The park contains about 70 lakes; about 80% of its land is forested. Its floral biodiversity is high, and it is home to the densest population of nesting white stork couples in Europe. It also contains areas with archeological, architectural, ethnographic, and historic value.
It is the largest Lithuania regional park, distinguished by a variety of landscapes, extremely rich flora and fauna. The largest part of the park is occupied by forests (80%), mostly pine forests. Labanoras forest with abundant wetlands and lakes is characterized by an abundance of protected species. Lakes occupy 14 percent. park areas. Spectacular Black Lakajai and White Lakajai, Stirniai, Siesartis and other lakes in Molėtai Lake District, 15.8 km long Aisetas lake. Lakaja, one of the most beautiful and exotic rivers, was loved not only by water birds but also by water tourists.

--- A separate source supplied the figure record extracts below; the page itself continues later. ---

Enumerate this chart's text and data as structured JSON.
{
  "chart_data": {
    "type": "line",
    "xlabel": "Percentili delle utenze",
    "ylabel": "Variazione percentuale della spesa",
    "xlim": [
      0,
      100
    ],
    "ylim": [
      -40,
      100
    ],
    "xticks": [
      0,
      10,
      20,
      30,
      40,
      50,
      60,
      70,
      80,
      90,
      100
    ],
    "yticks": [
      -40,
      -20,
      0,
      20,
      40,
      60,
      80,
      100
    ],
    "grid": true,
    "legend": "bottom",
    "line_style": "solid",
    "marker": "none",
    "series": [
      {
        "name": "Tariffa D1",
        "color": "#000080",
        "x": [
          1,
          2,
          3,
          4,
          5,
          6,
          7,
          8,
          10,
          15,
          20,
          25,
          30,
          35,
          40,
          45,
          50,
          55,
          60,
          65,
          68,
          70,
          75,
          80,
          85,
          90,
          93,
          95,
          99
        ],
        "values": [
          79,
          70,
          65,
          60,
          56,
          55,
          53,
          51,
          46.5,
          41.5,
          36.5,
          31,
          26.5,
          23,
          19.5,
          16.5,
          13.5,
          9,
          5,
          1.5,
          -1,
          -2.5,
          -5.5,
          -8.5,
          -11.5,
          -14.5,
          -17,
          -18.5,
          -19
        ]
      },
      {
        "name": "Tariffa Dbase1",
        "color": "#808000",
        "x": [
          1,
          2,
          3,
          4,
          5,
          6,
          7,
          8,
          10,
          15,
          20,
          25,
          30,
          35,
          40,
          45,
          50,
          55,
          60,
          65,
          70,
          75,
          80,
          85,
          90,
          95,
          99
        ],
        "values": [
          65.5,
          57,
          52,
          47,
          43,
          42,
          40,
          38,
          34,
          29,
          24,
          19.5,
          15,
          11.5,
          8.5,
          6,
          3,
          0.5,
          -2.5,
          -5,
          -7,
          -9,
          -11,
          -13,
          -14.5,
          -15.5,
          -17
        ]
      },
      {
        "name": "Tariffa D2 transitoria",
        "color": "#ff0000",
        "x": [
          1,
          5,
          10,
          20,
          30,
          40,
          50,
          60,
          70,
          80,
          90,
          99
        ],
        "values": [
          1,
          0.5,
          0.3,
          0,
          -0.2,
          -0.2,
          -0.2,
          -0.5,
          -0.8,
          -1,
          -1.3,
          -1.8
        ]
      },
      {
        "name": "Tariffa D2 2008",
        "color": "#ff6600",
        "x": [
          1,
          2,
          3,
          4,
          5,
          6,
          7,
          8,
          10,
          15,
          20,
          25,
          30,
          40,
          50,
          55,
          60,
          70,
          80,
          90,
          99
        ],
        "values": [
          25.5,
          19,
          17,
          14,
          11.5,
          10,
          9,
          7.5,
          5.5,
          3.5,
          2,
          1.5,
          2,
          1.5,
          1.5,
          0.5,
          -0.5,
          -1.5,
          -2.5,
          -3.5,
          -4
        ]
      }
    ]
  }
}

There are 285 lakes in Labanoras Regional Park - the largest of all Lithuanian regional parks. Largest: Stirniai, White Lakajai, Kertuojai. About 30 streams flow through the park. These are Lakaja, Peršokšna, Dumblė, Luknelė. In addition to these water bodies, the park protects swamp ecosystems, valuable calcareous marshes.

A whole complex of high marshes and lakeside low marshes is protected - Kanija raistas and many larger and smaller wetlands. In the Girutiškis Nature Reserve here, the Beržalotas upland swamp shines with the mirrors of the lakes.

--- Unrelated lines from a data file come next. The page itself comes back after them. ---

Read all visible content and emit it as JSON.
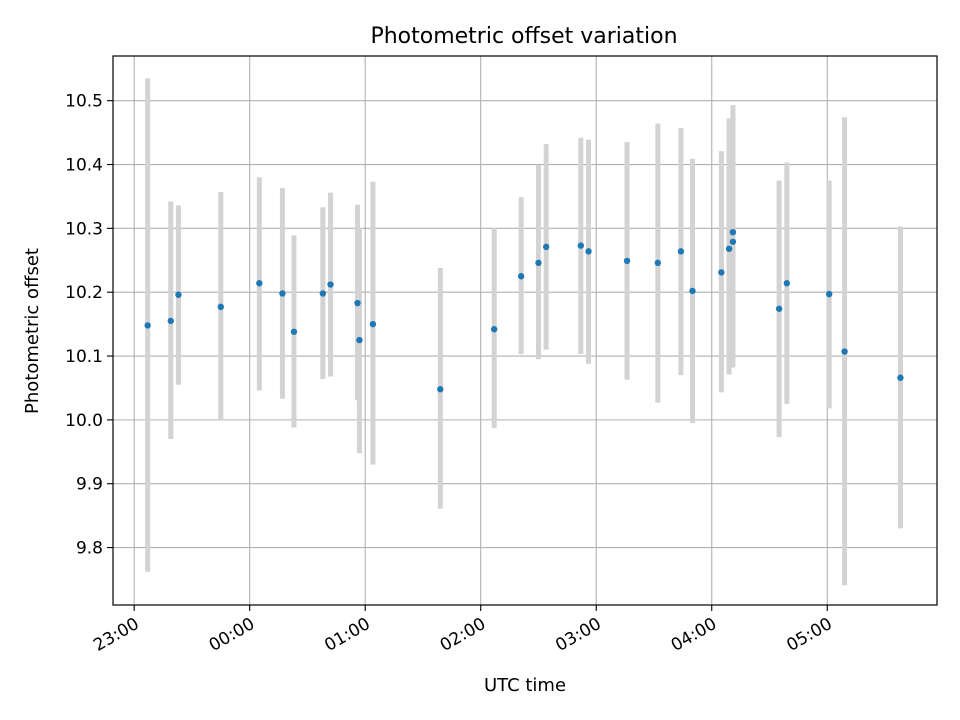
{
  "chart_data": {
    "type": "scatter",
    "title": "Photometric offset variation",
    "xlabel": "UTC time",
    "ylabel": "Photometric offset",
    "x_ticks": [
      "23:00",
      "00:00",
      "01:00",
      "02:00",
      "03:00",
      "04:00",
      "05:00"
    ],
    "y_ticks": [
      "9.8",
      "9.9",
      "10.0",
      "10.1",
      "10.2",
      "10.3",
      "10.4",
      "10.5"
    ],
    "xlim": [
      "22:49",
      "05:57"
    ],
    "ylim": [
      9.71,
      10.57
    ],
    "grid": true,
    "colors": {
      "point": "#1f77b4",
      "errorbar": "#d3d3d3",
      "grid": "#b0b0b0"
    },
    "points": [
      {
        "time": "23:07",
        "y": 10.148,
        "low": 9.762,
        "high": 10.535
      },
      {
        "time": "23:19",
        "y": 10.155,
        "low": 9.97,
        "high": 10.342
      },
      {
        "time": "23:23",
        "y": 10.196,
        "low": 10.055,
        "high": 10.336
      },
      {
        "time": "23:45",
        "y": 10.177,
        "low": 10.0,
        "high": 10.357
      },
      {
        "time": "00:05",
        "y": 10.214,
        "low": 10.046,
        "high": 10.38
      },
      {
        "time": "00:17",
        "y": 10.198,
        "low": 10.033,
        "high": 10.363
      },
      {
        "time": "00:23",
        "y": 10.138,
        "low": 9.988,
        "high": 10.289
      },
      {
        "time": "00:38",
        "y": 10.198,
        "low": 10.064,
        "high": 10.333
      },
      {
        "time": "00:42",
        "y": 10.212,
        "low": 10.068,
        "high": 10.356
      },
      {
        "time": "00:56",
        "y": 10.183,
        "low": 10.031,
        "high": 10.337
      },
      {
        "time": "00:57",
        "y": 10.125,
        "low": 9.948,
        "high": 10.301
      },
      {
        "time": "01:04",
        "y": 10.15,
        "low": 9.93,
        "high": 10.373
      },
      {
        "time": "01:39",
        "y": 10.048,
        "low": 9.861,
        "high": 10.238
      },
      {
        "time": "02:07",
        "y": 10.142,
        "low": 9.987,
        "high": 10.301
      },
      {
        "time": "02:21",
        "y": 10.225,
        "low": 10.103,
        "high": 10.349
      },
      {
        "time": "02:30",
        "y": 10.246,
        "low": 10.095,
        "high": 10.399
      },
      {
        "time": "02:34",
        "y": 10.271,
        "low": 10.11,
        "high": 10.432
      },
      {
        "time": "02:52",
        "y": 10.273,
        "low": 10.103,
        "high": 10.442
      },
      {
        "time": "02:56",
        "y": 10.264,
        "low": 10.088,
        "high": 10.439
      },
      {
        "time": "03:16",
        "y": 10.249,
        "low": 10.063,
        "high": 10.435
      },
      {
        "time": "03:32",
        "y": 10.246,
        "low": 10.027,
        "high": 10.464
      },
      {
        "time": "03:44",
        "y": 10.264,
        "low": 10.07,
        "high": 10.457
      },
      {
        "time": "03:50",
        "y": 10.202,
        "low": 9.995,
        "high": 10.409
      },
      {
        "time": "04:05",
        "y": 10.231,
        "low": 10.043,
        "high": 10.421
      },
      {
        "time": "04:09",
        "y": 10.268,
        "low": 10.071,
        "high": 10.472
      },
      {
        "time": "04:11",
        "y": 10.279,
        "low": 10.082,
        "high": 10.479
      },
      {
        "time": "04:11",
        "y": 10.294,
        "low": 10.095,
        "high": 10.493
      },
      {
        "time": "04:35",
        "y": 10.174,
        "low": 9.973,
        "high": 10.375
      },
      {
        "time": "04:39",
        "y": 10.214,
        "low": 10.025,
        "high": 10.403
      },
      {
        "time": "05:01",
        "y": 10.197,
        "low": 10.018,
        "high": 10.375
      },
      {
        "time": "05:09",
        "y": 10.107,
        "low": 9.741,
        "high": 10.474
      },
      {
        "time": "05:38",
        "y": 10.066,
        "low": 9.83,
        "high": 10.303
      }
    ]
  }
}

Pine forests make up 81 percent. of all the forests in the park. Along with abundant lakes, swamps, hilly and undulating terrain, they are very picturesque.

The distant surroundings of Aukštaitija National Park can be seen from the observation tower of the Lithuanian Museum of Ethnocosmology.

The park is a famous breeding ground for elks, wolves and lynxes.